The ash you see is a food-grade (sterile) charcoal ground to powder. Charcoal? Yuck, right? Au contraire. It serves a number of purposes and has a long-standing tradition of use—particularly in a number of beloved cheeses from France. Morbier cheese, for example, was originally developed with a thin line of ash running horizontally through its middle because it served as a kind of bug repellent during cheesemaking. Back in the 19th century, Morbier was made in two phases over the course of 24 hours (not in one process as is done today). The curds for the cheese were created twice daily, following each milking. To protect the evening curds in their half-filled molds from insects, the cheesemaker dusted the exposed surface with ash. The next morning, another layer of curds from the morning milk was added atop, hence the dividing line of ash. Even though the ash is no longer needed to make Morbier, its striking dark midline makes it immediately identifiable, so the sprinkle of ash between two layers continues.

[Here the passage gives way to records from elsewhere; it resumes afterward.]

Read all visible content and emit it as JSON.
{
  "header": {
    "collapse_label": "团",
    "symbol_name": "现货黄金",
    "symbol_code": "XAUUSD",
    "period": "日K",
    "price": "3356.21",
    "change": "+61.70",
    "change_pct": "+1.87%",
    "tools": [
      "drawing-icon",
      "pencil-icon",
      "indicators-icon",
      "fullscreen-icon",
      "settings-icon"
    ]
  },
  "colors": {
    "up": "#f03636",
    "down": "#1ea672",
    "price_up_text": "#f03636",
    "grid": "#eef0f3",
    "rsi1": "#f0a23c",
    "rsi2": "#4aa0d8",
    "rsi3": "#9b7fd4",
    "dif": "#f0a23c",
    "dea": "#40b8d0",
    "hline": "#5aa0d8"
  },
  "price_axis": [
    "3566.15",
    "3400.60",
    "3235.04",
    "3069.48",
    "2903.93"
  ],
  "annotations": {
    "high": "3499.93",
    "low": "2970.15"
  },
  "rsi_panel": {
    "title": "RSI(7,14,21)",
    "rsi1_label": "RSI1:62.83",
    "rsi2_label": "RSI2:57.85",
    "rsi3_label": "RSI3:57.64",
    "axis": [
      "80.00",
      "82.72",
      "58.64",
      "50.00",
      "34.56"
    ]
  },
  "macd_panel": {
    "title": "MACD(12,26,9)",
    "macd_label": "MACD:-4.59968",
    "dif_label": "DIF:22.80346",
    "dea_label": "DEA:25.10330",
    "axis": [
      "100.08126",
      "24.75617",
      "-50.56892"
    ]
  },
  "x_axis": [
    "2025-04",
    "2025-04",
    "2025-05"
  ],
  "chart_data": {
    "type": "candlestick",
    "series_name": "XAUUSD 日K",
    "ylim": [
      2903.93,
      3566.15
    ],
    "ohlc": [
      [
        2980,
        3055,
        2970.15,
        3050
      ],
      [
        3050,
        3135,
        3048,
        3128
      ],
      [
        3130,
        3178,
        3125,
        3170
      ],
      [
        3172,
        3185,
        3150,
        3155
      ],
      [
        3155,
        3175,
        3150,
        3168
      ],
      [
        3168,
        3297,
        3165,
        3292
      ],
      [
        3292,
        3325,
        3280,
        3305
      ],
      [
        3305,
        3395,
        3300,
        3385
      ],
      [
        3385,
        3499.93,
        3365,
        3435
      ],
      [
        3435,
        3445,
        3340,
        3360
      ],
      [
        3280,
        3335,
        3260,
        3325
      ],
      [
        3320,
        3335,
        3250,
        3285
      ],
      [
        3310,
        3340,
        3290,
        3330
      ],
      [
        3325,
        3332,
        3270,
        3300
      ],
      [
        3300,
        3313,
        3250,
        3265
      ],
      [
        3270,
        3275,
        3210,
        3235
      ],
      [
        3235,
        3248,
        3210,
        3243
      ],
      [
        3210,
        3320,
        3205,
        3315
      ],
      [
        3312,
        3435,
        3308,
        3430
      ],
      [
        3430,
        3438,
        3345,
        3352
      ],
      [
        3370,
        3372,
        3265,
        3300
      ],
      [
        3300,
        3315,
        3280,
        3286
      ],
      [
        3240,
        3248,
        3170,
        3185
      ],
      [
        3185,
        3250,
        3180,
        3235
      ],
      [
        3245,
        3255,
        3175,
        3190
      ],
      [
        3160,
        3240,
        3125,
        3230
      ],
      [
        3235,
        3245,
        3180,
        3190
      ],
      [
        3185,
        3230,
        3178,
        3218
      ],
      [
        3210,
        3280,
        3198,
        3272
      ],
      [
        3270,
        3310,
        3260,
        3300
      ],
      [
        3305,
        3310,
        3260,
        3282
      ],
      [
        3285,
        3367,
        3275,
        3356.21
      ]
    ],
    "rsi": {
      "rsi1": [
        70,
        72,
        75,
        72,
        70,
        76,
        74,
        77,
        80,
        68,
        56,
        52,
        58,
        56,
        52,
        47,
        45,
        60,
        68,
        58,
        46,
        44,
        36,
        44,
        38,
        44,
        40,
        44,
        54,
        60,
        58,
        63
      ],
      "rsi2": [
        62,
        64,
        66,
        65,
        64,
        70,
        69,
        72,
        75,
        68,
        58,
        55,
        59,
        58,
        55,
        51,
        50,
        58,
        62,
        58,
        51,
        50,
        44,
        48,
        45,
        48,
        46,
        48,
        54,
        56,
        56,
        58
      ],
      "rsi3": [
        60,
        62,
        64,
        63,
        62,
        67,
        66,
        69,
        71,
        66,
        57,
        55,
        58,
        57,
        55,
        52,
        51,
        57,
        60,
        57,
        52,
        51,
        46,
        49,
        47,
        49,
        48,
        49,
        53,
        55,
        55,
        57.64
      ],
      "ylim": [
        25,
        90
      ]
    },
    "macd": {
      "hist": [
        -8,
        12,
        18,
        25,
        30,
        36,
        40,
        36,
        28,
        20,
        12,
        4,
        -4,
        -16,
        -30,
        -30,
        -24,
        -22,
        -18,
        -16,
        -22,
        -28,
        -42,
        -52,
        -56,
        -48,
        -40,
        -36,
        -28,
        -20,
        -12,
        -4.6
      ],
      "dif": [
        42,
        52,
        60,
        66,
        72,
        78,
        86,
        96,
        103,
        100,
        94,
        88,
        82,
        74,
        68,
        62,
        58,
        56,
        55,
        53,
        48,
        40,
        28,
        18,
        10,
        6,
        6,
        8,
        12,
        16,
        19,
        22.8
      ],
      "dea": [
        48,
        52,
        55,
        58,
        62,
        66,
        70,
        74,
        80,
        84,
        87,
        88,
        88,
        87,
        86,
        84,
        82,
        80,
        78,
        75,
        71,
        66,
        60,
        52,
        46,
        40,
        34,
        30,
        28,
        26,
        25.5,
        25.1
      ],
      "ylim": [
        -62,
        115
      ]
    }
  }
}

In myriad little goat cheeses, an ash coating actually grants the surface of the cheese a more hospitable environment for the desired mold growth and rind formation. As an alkaline agent ash also helps neutralize acidity so its usage can allow a cheesemaker to find a desired balance with acidity to age the cheese to a specific pro- file. So while the virtually flavorless ash itself isn’t a direct contributor to the taste or texture of a cheese, it does have an effect overall.
That said, what you probably notice most is that ash adds a striking appearance, in contrast to the light-colored paste of most cheeses, whether it is used to coat the cheese or runs through the middle in a delicate stripe. On a cheese plate these two-toned beauties always make for a great presentation.